Die Antragstellerin kann sich daher auch nicht auf die Rechtsauffassung des FG Baden-Württemberg vom 25. November 1996 (III V 37/96 EFG 1997, 519) berufen. Ebensowenig stellt sich die Frage, ob der Beschluss des Amtsgerichts vom 09. März 1998 rechtswidrig ist. Denn unstreitig hat die Antragstellerin keine Gründe vorgetragen, der Beschluss sei von ihr oder anderen Personen angefochten worden oder seitens der nächsthöheren Instanz aufgehoben worden.
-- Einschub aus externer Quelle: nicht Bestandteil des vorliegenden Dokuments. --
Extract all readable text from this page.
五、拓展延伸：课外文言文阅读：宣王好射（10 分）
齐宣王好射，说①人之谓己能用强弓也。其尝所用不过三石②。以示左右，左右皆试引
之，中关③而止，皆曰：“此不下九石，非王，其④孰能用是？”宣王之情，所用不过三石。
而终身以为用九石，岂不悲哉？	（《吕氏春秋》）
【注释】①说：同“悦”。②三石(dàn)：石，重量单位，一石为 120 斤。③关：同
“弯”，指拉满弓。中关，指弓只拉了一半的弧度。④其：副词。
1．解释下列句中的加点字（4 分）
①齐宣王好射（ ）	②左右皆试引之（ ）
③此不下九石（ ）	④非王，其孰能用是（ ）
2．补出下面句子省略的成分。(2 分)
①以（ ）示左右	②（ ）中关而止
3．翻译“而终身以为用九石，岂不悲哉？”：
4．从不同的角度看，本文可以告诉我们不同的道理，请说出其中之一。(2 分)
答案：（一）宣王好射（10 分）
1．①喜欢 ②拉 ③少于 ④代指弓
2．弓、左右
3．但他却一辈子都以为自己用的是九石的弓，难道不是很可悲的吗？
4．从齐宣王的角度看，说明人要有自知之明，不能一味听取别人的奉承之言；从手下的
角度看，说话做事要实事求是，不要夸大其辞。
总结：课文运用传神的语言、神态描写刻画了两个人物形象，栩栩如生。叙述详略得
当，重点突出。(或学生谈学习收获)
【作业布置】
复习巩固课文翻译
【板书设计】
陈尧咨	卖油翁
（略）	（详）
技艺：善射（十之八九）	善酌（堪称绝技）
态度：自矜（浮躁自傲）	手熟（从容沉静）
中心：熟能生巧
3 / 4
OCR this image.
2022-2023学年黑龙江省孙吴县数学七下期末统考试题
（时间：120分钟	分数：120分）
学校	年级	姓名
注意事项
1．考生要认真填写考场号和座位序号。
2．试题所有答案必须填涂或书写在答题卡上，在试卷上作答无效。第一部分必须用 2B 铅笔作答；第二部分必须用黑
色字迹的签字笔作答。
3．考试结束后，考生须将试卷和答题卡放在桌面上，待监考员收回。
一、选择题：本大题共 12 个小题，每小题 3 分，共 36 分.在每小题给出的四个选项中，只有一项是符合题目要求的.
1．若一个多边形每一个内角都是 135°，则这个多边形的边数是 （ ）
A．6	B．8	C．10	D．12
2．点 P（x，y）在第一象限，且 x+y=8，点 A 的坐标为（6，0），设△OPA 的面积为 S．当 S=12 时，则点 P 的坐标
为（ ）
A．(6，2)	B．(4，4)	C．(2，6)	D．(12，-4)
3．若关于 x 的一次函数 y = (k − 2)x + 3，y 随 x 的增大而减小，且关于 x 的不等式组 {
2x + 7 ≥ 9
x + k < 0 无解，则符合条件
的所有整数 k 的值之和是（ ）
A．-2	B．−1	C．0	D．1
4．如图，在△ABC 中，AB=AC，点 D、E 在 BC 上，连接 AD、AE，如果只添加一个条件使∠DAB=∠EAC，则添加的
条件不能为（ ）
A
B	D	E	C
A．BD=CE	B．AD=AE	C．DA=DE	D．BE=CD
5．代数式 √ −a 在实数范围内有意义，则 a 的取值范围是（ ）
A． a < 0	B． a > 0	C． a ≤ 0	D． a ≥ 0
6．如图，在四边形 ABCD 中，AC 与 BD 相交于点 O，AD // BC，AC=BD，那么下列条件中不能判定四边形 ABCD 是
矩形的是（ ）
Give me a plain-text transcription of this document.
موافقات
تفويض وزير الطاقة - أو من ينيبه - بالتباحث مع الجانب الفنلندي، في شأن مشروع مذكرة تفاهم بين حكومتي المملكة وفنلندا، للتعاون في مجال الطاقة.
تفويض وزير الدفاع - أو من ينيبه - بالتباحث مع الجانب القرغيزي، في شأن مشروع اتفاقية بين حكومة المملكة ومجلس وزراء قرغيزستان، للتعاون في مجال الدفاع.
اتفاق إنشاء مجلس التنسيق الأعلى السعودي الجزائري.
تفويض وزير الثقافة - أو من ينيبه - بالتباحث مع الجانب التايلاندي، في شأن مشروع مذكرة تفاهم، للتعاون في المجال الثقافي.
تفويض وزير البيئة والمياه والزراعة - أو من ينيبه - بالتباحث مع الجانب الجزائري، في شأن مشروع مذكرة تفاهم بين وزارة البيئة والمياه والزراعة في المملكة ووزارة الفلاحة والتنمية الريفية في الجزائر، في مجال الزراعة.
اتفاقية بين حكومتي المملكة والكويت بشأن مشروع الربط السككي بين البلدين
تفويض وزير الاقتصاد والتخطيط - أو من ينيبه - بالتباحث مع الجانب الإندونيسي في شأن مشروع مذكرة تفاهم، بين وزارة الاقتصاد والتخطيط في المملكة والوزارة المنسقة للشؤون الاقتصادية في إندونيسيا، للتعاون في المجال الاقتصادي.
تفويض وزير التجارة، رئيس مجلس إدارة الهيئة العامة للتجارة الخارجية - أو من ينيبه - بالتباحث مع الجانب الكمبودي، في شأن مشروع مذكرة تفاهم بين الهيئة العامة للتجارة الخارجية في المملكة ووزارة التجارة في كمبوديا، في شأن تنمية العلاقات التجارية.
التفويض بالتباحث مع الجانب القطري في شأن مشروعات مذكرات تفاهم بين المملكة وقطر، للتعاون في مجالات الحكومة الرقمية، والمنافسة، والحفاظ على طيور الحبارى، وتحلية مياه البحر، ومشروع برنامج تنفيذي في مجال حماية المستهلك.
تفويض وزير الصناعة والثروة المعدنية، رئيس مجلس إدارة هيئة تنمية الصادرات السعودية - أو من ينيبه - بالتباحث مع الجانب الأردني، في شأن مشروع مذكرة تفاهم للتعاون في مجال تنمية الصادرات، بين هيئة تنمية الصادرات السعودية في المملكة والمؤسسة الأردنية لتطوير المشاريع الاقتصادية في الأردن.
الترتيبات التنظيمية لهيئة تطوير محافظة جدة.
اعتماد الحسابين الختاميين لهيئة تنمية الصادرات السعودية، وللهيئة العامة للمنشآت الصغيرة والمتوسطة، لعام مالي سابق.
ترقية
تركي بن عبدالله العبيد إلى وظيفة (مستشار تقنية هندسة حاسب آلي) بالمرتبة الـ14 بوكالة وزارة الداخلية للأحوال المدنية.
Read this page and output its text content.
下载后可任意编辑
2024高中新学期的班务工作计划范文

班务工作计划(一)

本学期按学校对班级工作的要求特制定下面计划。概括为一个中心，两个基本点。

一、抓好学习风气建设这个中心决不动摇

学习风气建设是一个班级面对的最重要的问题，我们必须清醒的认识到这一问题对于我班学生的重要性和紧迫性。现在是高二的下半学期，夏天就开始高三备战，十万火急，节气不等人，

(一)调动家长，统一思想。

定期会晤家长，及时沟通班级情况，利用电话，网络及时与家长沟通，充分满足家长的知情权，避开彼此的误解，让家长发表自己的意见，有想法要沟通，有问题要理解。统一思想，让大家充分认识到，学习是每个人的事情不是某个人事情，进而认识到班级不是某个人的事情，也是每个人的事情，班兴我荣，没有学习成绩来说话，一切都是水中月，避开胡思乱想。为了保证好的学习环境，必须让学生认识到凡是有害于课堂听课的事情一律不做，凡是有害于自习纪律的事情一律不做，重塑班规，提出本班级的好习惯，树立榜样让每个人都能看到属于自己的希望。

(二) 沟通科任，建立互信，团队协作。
Nach alledem handelt es sich beim vorliegenden Rechtsstreit nicht um eine öffentlich-rechtliche Streitigkeit über Abgabenangelegenheiten, sondern um eine Streitigkeit auf dem Gebiet des Straf- bzw. Strafverfahrensrechtes. Der Antrag auf Erlaß einer einstweiligen Anordnung hätte vielmehr gem. § 23 EGGVG bei demfür die Antragstellerin zuständigen ordentlichen Gericht gestellt werden müssen. Der Senat mußte den Rechtsstreit deshalb gem. § 70 FGO i.V.m. § 17a Abs. 2 Satz 1 GVG, § 25 EGGVG an das zuständige Amtsgericht ... verweisen. Über die Kosten hat gem. § 17b Abs. 2 GVG das Amtsgericht ... zu entscheiden.
Dieser Beschluß ist unanfechtbar. (§ 70 Satz 2 Finanzgerichtsordnung - FGO-).